Maryanne knows this because as soon as he closed the
door on her she rose from her bed and followed him out into the laneway, unseen. She leaned against the school wall, watching him, on the point of calling him back. But she didn’t. It was only when he was gone, as she slowly turned back to her room, that she saw the fleeting, but unmistakable, figure of Mrs Collins disappearing from her window. And in that moment, she drew the inevitable conclusion: Viktor had been observed. Mrs Collins knew.
Afterwards she sat on her bed looking about the room. A room now changed.
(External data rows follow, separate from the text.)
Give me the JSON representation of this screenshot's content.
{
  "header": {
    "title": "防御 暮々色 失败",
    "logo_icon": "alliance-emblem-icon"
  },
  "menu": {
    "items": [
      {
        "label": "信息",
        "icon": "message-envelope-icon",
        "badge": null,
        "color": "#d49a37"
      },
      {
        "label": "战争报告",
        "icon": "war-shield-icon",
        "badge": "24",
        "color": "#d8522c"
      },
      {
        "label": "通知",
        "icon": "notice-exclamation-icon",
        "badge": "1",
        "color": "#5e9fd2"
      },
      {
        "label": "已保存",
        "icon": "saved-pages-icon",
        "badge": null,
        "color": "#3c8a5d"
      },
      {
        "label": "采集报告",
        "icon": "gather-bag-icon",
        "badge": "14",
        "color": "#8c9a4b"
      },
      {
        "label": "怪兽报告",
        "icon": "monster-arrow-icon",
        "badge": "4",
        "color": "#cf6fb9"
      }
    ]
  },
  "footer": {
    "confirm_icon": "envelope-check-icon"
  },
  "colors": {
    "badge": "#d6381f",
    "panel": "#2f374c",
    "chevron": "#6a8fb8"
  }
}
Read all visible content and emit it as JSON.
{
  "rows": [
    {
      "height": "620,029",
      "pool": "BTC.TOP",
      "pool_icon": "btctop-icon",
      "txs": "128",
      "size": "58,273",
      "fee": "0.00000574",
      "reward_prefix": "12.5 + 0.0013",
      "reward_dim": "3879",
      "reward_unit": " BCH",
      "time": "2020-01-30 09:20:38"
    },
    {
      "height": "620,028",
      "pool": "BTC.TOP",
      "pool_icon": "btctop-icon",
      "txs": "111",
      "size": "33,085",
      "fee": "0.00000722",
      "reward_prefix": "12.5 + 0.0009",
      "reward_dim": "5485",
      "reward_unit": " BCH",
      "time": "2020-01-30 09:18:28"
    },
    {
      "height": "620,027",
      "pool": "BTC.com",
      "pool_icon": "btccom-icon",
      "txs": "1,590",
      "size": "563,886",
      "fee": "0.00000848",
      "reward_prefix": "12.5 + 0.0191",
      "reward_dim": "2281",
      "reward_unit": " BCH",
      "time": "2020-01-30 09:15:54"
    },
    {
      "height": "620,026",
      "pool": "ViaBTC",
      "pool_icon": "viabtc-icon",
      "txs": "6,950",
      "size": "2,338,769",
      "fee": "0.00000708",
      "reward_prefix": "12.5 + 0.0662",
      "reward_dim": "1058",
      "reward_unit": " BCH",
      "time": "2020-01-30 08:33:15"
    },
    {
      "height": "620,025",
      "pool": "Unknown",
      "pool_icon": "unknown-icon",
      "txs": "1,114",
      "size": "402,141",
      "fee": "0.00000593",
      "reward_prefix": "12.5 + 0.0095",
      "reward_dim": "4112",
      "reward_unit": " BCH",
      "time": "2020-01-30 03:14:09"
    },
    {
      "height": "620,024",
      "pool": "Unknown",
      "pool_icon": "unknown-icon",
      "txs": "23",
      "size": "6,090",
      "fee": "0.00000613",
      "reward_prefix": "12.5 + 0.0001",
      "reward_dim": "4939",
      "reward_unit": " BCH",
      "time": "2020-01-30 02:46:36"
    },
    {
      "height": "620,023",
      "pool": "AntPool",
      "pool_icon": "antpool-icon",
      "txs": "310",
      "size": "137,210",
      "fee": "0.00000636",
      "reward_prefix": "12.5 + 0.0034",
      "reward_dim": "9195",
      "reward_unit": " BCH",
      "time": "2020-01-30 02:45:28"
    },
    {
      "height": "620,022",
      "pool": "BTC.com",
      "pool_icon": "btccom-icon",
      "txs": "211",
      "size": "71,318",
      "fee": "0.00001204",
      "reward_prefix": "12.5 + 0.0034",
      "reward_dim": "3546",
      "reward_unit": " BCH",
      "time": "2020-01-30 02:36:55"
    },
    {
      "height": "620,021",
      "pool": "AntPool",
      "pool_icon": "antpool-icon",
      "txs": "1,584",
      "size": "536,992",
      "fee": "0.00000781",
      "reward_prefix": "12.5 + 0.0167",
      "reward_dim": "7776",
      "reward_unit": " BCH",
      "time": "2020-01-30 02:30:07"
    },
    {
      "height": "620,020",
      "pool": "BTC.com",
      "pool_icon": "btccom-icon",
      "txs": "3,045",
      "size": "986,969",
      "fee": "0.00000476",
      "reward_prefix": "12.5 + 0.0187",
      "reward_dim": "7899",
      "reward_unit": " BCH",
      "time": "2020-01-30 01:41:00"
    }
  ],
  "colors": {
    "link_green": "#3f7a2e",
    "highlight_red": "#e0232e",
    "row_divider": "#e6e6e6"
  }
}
Dingy, but with its moments of sunlit danger. And words – schöne, schöne Frau – the likes of which had never been spoken in the room before, still hanging in the air.
***
After the doctor told her (it was a school half-day and she’d gone to him because she had mysteriously lost her appetite, didn’t feel like eating), she floated up the hill to the gardens in a dream. Not just in the sense that everything looked and felt like a dream: people in the town floating by, she herself unaware of her feet on the ground, trees a luminous green, roses a golden yellow. It was more than that. As she floated up the hill, she had the distinct feeling of looking at everything for the first time. Really looking at things, and feeling them: their movements, their vibrations. The sort of sensation that, one day, people in another age would call a ‘trip’.